Zooming Out to Look at 2023

One of the questions we frequently get asked about this data is about attribution, that is, who is doing the scanning. This is a difficult question, because it is quite well understood that many threat actors take great pains to do at least a bit of obfuscation of their activities, and in a situation like this may very well chose to use proxy networks or cloud providers to conceal the origins of their scanning.

However, there are some interesting details that emerge when looking at the entirety of the scan data we have from 2023. In terms of “top talkers” by ASN, we find the following.
 

Table 3: Top ten ASNs by percent of total 2023 traffic observed.

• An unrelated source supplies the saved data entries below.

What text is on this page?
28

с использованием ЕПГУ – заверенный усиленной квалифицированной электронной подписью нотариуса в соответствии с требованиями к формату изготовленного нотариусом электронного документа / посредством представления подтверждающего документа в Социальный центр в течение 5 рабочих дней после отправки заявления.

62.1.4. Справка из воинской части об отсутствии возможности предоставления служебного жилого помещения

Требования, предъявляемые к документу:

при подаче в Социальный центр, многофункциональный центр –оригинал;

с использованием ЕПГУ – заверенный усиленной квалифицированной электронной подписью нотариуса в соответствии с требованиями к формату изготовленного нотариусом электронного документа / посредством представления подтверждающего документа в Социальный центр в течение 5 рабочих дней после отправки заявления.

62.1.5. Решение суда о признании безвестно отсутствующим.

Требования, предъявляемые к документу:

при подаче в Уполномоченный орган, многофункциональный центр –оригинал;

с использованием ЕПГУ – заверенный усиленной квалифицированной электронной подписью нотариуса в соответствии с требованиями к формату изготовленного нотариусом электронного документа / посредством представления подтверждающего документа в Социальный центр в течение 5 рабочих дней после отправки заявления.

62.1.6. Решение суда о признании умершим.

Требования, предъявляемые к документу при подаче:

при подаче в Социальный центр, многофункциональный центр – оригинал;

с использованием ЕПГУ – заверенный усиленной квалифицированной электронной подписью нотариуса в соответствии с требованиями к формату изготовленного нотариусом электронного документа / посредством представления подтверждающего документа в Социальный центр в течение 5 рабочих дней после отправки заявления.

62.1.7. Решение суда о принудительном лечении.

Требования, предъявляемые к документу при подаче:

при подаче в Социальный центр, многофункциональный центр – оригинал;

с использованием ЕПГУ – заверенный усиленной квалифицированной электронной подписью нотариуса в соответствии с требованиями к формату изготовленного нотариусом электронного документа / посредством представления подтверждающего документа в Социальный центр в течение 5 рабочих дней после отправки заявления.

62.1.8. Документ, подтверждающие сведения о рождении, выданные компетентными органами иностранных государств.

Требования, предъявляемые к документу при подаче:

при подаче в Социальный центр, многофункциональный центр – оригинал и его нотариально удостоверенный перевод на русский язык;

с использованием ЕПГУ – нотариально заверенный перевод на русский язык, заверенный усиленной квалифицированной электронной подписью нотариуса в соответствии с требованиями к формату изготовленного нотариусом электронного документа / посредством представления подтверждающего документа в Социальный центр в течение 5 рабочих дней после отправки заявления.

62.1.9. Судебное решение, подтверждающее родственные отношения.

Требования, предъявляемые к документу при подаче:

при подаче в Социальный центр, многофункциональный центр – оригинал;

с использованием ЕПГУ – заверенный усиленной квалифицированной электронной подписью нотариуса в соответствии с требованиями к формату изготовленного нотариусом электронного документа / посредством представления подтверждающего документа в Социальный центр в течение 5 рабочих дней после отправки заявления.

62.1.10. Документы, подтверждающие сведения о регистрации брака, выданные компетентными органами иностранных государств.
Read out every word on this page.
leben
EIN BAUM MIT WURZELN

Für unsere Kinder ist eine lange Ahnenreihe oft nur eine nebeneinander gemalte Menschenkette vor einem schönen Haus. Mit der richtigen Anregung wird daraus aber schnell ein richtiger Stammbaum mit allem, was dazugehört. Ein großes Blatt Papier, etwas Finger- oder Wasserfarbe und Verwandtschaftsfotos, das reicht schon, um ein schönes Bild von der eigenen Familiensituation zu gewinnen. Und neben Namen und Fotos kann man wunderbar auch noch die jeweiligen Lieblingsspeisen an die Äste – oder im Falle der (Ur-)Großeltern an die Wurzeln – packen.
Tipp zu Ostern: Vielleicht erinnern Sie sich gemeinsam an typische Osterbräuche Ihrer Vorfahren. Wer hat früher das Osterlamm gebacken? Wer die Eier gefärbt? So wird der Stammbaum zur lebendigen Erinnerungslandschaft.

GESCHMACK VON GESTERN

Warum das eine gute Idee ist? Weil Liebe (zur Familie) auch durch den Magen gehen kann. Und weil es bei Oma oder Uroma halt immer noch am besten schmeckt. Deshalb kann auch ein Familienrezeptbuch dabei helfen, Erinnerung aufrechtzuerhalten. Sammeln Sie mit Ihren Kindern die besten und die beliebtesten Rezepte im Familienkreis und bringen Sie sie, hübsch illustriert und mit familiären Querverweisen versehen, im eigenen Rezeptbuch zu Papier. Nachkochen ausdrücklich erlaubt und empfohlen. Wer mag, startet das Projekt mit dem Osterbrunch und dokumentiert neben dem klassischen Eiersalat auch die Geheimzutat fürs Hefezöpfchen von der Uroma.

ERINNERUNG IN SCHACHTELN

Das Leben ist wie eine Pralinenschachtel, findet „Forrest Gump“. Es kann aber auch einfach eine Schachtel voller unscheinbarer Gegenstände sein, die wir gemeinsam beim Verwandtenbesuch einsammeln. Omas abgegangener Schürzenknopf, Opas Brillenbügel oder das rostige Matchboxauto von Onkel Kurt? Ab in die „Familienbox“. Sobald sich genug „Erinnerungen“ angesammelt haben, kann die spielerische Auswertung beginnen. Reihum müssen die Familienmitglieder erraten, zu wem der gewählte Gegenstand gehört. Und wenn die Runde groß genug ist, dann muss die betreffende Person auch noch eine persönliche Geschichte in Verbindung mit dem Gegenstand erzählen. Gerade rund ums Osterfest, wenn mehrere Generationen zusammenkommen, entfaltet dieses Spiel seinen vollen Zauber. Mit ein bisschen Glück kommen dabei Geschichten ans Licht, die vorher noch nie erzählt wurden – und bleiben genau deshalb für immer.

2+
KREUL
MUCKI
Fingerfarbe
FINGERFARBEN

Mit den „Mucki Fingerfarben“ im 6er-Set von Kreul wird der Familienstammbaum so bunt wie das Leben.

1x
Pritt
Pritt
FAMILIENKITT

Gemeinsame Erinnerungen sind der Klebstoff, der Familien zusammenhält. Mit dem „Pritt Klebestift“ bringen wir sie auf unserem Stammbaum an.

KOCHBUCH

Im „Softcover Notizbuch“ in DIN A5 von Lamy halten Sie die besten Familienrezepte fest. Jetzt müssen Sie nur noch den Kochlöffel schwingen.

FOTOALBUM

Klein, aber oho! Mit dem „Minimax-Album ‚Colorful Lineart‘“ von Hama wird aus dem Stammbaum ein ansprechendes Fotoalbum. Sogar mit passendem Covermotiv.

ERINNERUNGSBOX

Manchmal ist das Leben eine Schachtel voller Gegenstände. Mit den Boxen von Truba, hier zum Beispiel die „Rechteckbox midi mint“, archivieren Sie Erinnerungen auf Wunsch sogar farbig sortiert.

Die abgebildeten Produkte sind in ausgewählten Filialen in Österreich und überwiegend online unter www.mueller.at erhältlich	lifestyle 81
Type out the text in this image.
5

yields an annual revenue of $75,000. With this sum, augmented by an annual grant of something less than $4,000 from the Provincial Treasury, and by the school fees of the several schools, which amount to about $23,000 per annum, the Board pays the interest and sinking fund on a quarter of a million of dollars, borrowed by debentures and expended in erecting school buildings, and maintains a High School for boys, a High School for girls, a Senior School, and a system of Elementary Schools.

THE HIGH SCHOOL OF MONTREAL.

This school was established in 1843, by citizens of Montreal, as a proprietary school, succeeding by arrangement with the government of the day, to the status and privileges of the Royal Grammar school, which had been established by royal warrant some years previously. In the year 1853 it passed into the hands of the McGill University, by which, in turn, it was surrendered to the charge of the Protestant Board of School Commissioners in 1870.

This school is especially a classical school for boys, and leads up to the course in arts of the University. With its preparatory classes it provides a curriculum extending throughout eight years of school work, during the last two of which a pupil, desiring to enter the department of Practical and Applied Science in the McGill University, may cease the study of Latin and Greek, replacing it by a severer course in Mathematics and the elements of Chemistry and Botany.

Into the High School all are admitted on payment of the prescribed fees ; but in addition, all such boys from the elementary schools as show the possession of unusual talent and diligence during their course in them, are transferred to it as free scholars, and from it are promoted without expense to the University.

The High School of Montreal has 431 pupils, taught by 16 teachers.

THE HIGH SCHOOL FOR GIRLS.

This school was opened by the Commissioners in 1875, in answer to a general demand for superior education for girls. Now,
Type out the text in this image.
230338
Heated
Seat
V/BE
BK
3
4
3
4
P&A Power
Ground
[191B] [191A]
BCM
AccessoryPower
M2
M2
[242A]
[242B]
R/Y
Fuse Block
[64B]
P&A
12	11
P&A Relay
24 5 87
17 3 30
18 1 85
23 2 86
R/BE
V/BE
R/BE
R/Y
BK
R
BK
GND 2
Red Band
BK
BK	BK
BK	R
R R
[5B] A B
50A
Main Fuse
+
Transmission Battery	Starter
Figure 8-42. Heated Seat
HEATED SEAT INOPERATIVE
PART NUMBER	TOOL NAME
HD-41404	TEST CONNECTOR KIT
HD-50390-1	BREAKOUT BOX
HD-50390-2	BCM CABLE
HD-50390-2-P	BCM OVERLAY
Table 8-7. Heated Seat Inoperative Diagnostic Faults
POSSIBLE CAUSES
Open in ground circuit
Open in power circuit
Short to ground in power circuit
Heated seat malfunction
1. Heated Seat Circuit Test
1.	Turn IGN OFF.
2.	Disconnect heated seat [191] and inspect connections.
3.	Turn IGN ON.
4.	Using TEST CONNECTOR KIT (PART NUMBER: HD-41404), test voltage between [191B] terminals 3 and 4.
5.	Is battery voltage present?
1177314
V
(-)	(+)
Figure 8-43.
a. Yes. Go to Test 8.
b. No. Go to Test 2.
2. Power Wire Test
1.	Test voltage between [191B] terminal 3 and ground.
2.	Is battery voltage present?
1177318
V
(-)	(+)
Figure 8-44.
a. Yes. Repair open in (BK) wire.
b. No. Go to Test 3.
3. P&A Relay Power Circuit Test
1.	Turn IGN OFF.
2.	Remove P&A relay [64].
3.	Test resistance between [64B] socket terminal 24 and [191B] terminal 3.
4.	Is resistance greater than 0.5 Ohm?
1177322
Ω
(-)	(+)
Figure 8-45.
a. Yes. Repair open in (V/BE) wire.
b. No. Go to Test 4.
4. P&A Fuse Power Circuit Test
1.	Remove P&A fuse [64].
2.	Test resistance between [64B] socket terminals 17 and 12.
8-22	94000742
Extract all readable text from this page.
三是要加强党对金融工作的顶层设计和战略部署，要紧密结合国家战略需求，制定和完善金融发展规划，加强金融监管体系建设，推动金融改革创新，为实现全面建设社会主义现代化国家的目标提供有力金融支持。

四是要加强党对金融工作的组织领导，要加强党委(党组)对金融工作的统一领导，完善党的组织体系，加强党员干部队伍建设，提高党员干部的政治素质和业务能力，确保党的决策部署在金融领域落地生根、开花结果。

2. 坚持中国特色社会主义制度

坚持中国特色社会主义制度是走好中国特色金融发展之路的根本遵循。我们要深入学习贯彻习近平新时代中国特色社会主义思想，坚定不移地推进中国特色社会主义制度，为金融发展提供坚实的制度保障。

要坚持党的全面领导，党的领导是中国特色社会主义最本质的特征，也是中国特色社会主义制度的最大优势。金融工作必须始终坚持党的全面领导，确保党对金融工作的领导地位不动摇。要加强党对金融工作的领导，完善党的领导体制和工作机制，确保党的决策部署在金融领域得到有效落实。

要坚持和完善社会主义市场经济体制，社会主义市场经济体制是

Note that ASNs from the USA compromise 11.3% of the total scanning traffic observed world-wide.

ASN 202306 is assigned to HostGlobal.Plus Ltd, a hosting company, and 196645 is Hostpro Lab LLC, another hosting company. 14061 is Digital Ocean, and 6939 is Hurricane Electric, LLC. Even a quick look at this data seems to indicate that most scanning traffic is generated out of hosting provider networks at least in our dataset.

There may be several reasons for this. Provisioning VPS infrastructure to perform scanning is relatively easy and can be done on many hosting providers using false information for the account. Further, it is less likely that targets will wish to block large ranges of hosting provider IP space as this might lead to the blocking of legitimate sites.

It’s important to note that even though in the above table 7.27% of all the scanning traffic we observed in 2023 originated from IPs geolocated to Russia, this does not mean that this is evidence of Russian state sponsored activity, only that this hosting provider (which has IP space in both Russia and the UK) has been used by some set of scanners to provide their infrastructure.

Digging in further, we can see that the scans originating from ASN202306 have a relativel small set of target URLs, the top 20 of which are shown below.
 

Table 4: URLs scanned by ASN 202306 by percent of overall traffic scanned by that ASN

As can be seen above, the scanning from the most active ASN in our data is almost entirely concerned with finding leaked credentials and other sensitive data.

Conclusions

We again reiterate that our sensors are passive, and they do not respond to requests, nor do they pretend to be any specific platform or software stack. They are simply an open socket on port 80 and 443, with just enough of a webserver to be able to record the requests made to them and negotiate any required TLS connection. They do not have DNS names, although it’s certainly possible they may once have had them. Sometimes IP blocks are reassigned, and old DNS records remain that continue to point to them.

As we noted above, attribution is a somewhat difficult question. We certainly can tell where the majority of scanning activity comes from, but only at the level of IP and associated ASN, which is not enough to make a connection to a specific group, especially as the majority of scanning traffic we observe originates from large hosting providers.

For those new to the Sensor Intelligence Series, we will conclude by repeating some old but valid observations. We see a continuing focus on IoT and router vulnerabilities, as well as easy, essentially one-request remote code execution vulnerabilities. These typically result in the installation of malware, crypto miners, and DDoS bots. Additionally, we see continuous scanning activity that might be most accurately described as reconnaissance; the identification of attack surface, exposed files, and other materials that attackers hope to leverage to enable further attacks.